Three weeks later, Mark called Ann to tell her he had been trying to call Charlie but the calls just rang out. Ann lived closer to her dad than Mark so, after she also tried calling him several times, she got in her car and drove to Charlie’s home.
Using her spare key to open the front door she noticed the house was in immaculate condition. She called out, “Dad!” as she went in the kitchen. It was spotless, with no dishes in the sink or crumbs on the benches. She noticed the fridge door was ajar and instinctively opened it all the way. To her horror, it was completely empty. Not only that, but the power had been turned off. She switched on the kitchen light and found the power to all the house had been switched off.

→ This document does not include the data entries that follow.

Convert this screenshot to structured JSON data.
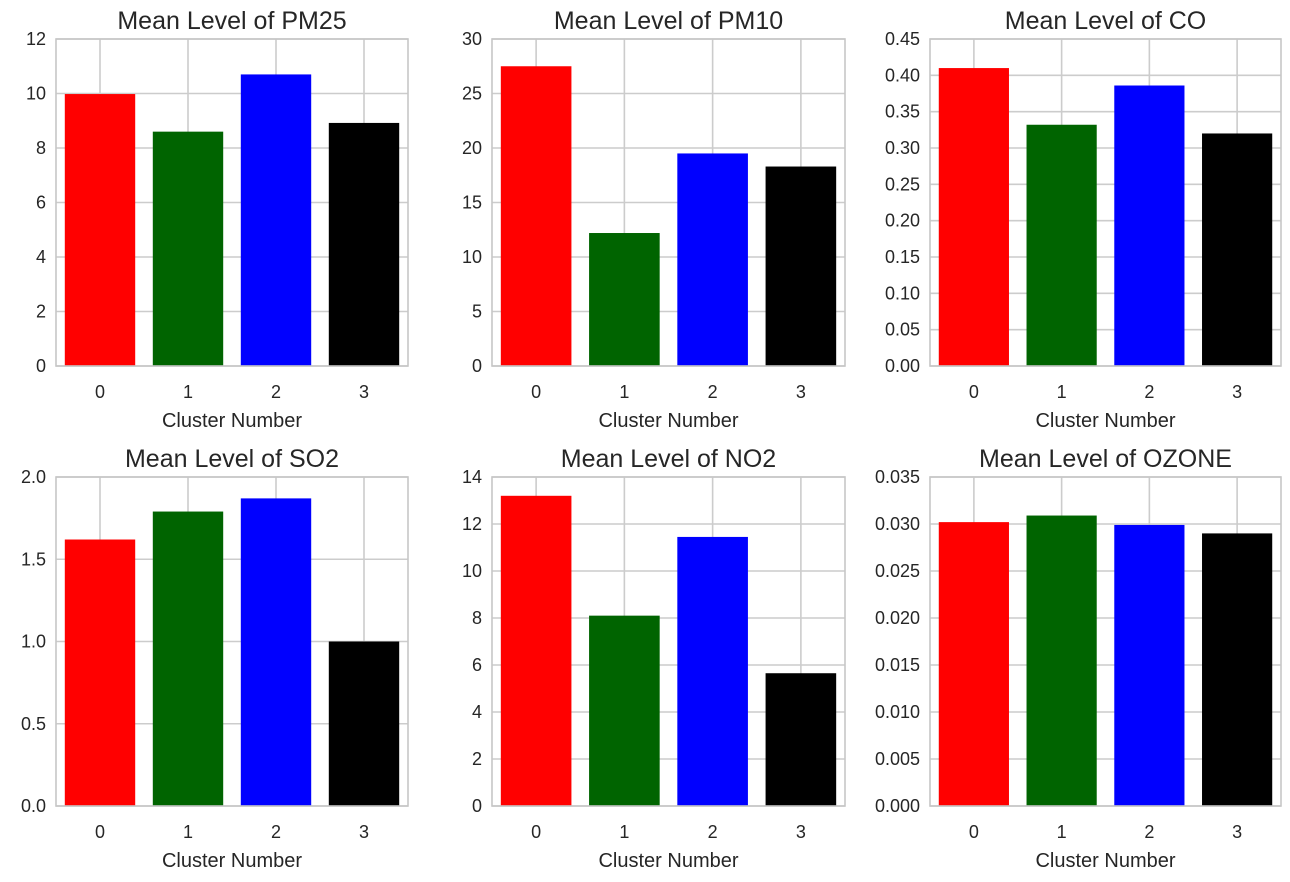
{
  "chart_data": [
    {
      "type": "bar",
      "title": "Mean Level of PM25",
      "xlabel": "Cluster Number",
      "ylabel": "",
      "categories": [
        "0",
        "1",
        "2",
        "3"
      ],
      "values": [
        9.98,
        8.6,
        10.7,
        8.92
      ],
      "colors": [
        "#ff0000",
        "#006400",
        "#0000ff",
        "#000000"
      ],
      "ylim": [
        0,
        12
      ],
      "yticks": [
        "0",
        "2",
        "4",
        "6",
        "8",
        "10",
        "12"
      ],
      "grid": true
    },
    {
      "type": "bar",
      "title": "Mean Level of PM10",
      "xlabel": "Cluster Number",
      "ylabel": "",
      "categories": [
        "0",
        "1",
        "2",
        "3"
      ],
      "values": [
        27.5,
        12.2,
        19.5,
        18.3
      ],
      "colors": [
        "#ff0000",
        "#006400",
        "#0000ff",
        "#000000"
      ],
      "ylim": [
        0,
        30
      ],
      "yticks": [
        "0",
        "5",
        "10",
        "15",
        "20",
        "25",
        "30"
      ],
      "grid": true
    },
    {
      "type": "bar",
      "title": "Mean Level of CO",
      "xlabel": "Cluster Number",
      "ylabel": "",
      "categories": [
        "0",
        "1",
        "2",
        "3"
      ],
      "values": [
        0.41,
        0.332,
        0.386,
        0.32
      ],
      "colors": [
        "#ff0000",
        "#006400",
        "#0000ff",
        "#000000"
      ],
      "ylim": [
        0,
        0.45
      ],
      "yticks": [
        "0.00",
        "0.05",
        "0.10",
        "0.15",
        "0.20",
        "0.25",
        "0.30",
        "0.35",
        "0.40",
        "0.45"
      ],
      "grid": true
    },
    {
      "type": "bar",
      "title": "Mean Level of SO2",
      "xlabel": "Cluster Number",
      "ylabel": "",
      "categories": [
        "0",
        "1",
        "2",
        "3"
      ],
      "values": [
        1.62,
        1.79,
        1.87,
        1.0
      ],
      "colors": [
        "#ff0000",
        "#006400",
        "#0000ff",
        "#000000"
      ],
      "ylim": [
        0,
        2.0
      ],
      "yticks": [
        "0.0",
        "0.5",
        "1.0",
        "1.5",
        "2.0"
      ],
      "grid": true
    },
    {
      "type": "bar",
      "title": "Mean Level of NO2",
      "xlabel": "Cluster Number",
      "ylabel": "",
      "categories": [
        "0",
        "1",
        "2",
        "3"
      ],
      "values": [
        13.2,
        8.1,
        11.45,
        5.65
      ],
      "colors": [
        "#ff0000",
        "#006400",
        "#0000ff",
        "#000000"
      ],
      "ylim": [
        0,
        14
      ],
      "yticks": [
        "0",
        "2",
        "4",
        "6",
        "8",
        "10",
        "12",
        "14"
      ],
      "grid": true
    },
    {
      "type": "bar",
      "title": "Mean Level of OZONE",
      "xlabel": "Cluster Number",
      "ylabel": "",
      "categories": [
        "0",
        "1",
        "2",
        "3"
      ],
      "values": [
        0.0302,
        0.0309,
        0.0299,
        0.029
      ],
      "colors": [
        "#ff0000",
        "#006400",
        "#0000ff",
        "#000000"
      ],
      "ylim": [
        0,
        0.035
      ],
      "yticks": [
        "0.000",
        "0.005",
        "0.010",
        "0.015",
        "0.020",
        "0.025",
        "0.030",
        "0.035"
      ],
      "grid": true
    }
  ]
}
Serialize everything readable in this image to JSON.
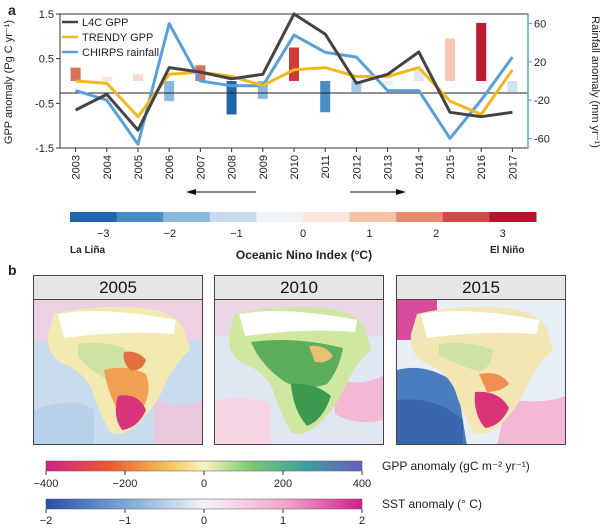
{
  "panel_a": {
    "letter": "a",
    "ylabel_left": "GPP anomaly (Pg C  yr⁻¹)",
    "ylabel_right": "Rainfall anomaly (mm yr⁻¹)",
    "legend": {
      "l4c": "L4C GPP",
      "trendy": "TRENDY GPP",
      "chirps": "CHIRPS rainfall"
    },
    "colors": {
      "l4c": "#444444",
      "trendy": "#f2b820",
      "chirps": "#5aa0d8"
    }
  },
  "chart_data": {
    "type": "line",
    "title": "",
    "x": [
      2003,
      2004,
      2005,
      2006,
      2007,
      2008,
      2009,
      2010,
      2011,
      2012,
      2013,
      2014,
      2015,
      2016,
      2017
    ],
    "xlabel": "",
    "ylabel": "GPP anomaly (Pg C yr-1)",
    "ylim": [
      -1.5,
      1.5
    ],
    "yticks": [
      "-1.5",
      "-0.5",
      "0.5",
      "1.5"
    ],
    "y2label": "Rainfall anomaly (mm yr-1)",
    "y2lim": [
      -70,
      70
    ],
    "y2ticks": [
      "-60",
      "-20",
      "20",
      "60"
    ],
    "series": [
      {
        "name": "L4C GPP",
        "axis": "left",
        "values": [
          -0.65,
          -0.3,
          -1.1,
          0.3,
          0.2,
          0.05,
          0.15,
          1.5,
          1.05,
          -0.05,
          0.15,
          0.65,
          -0.7,
          -0.8,
          -0.7
        ]
      },
      {
        "name": "TRENDY GPP",
        "axis": "left",
        "values": [
          0.0,
          -0.05,
          -0.8,
          0.15,
          0.2,
          0.1,
          -0.1,
          0.25,
          0.3,
          0.1,
          0.1,
          0.3,
          -0.45,
          -0.75,
          0.25
        ]
      },
      {
        "name": "CHIRPS rainfall",
        "axis": "right",
        "values": [
          -10,
          -20,
          -66,
          60,
          0,
          -5,
          -5,
          48,
          30,
          25,
          -10,
          -10,
          -60,
          -20,
          25
        ]
      }
    ],
    "oni_bars": {
      "values": [
        0.6,
        0.2,
        0.3,
        -0.9,
        0.7,
        -1.5,
        -0.8,
        1.5,
        -1.4,
        -0.5,
        -0.2,
        0.5,
        1.9,
        2.6,
        -0.5
      ],
      "colors": [
        "#d9705a",
        "#fce6dc",
        "#fadacc",
        "#88b8dc",
        "#d9705a",
        "#2166ac",
        "#88b8dc",
        "#d03a3a",
        "#4a8cc4",
        "#a6cce6",
        "#e3eef6",
        "#dde9f4",
        "#f8c8b2",
        "#c01a32",
        "#cfe2f0"
      ]
    }
  },
  "oni_colorbar": {
    "ticks": [
      "−3",
      "−2",
      "−1",
      "0",
      "1",
      "2",
      "3"
    ],
    "la_nina": "La Liña",
    "el_nino": "El Niño",
    "label": "Oceanic Nino Index (°C)",
    "colors": [
      "#2166ac",
      "#4a8cc4",
      "#88b8dc",
      "#c6dcee",
      "#eef4f8",
      "#fbe6dc",
      "#f6c2a6",
      "#e88a6e",
      "#d04848",
      "#b2182b"
    ]
  },
  "panel_b": {
    "letter": "b",
    "maps": [
      {
        "year": "2005"
      },
      {
        "year": "2010"
      },
      {
        "year": "2015"
      }
    ],
    "gpp_colorbar": {
      "label": "GPP anomaly (gC m⁻² yr⁻¹)",
      "ticks": [
        "−400",
        "−200",
        "0",
        "200",
        "400"
      ]
    },
    "sst_colorbar": {
      "label": "SST anomaly (° C)",
      "ticks": [
        "−2",
        "−1",
        "0",
        "1",
        "2"
      ]
    }
  }
}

Starting to panic, she was reaching for her mobile phone to call her brother when she saw a note sitting in the centre of the dining table. It read: “Ann and Mark. Gone on holiday for a month. Take care. Love Dad.”
She called Mark at work and he said he would come over that evening so they could decide what to do.
When Mark and his family arrived at Ann’s house, she was visibly upset. To her surprise though, Mark was smiling. When she angrily asked why he thought the situation was funny, he asked if she had checked her e-mails yet.
“Just get on your computer and check.”
She opened her laptop and logged in to find an e-mail from her father sent that morning. It read: “Taking doctor’s advice I have just arrived in Pattaya, Thailand. I’ll see you in a month. Love Dad.”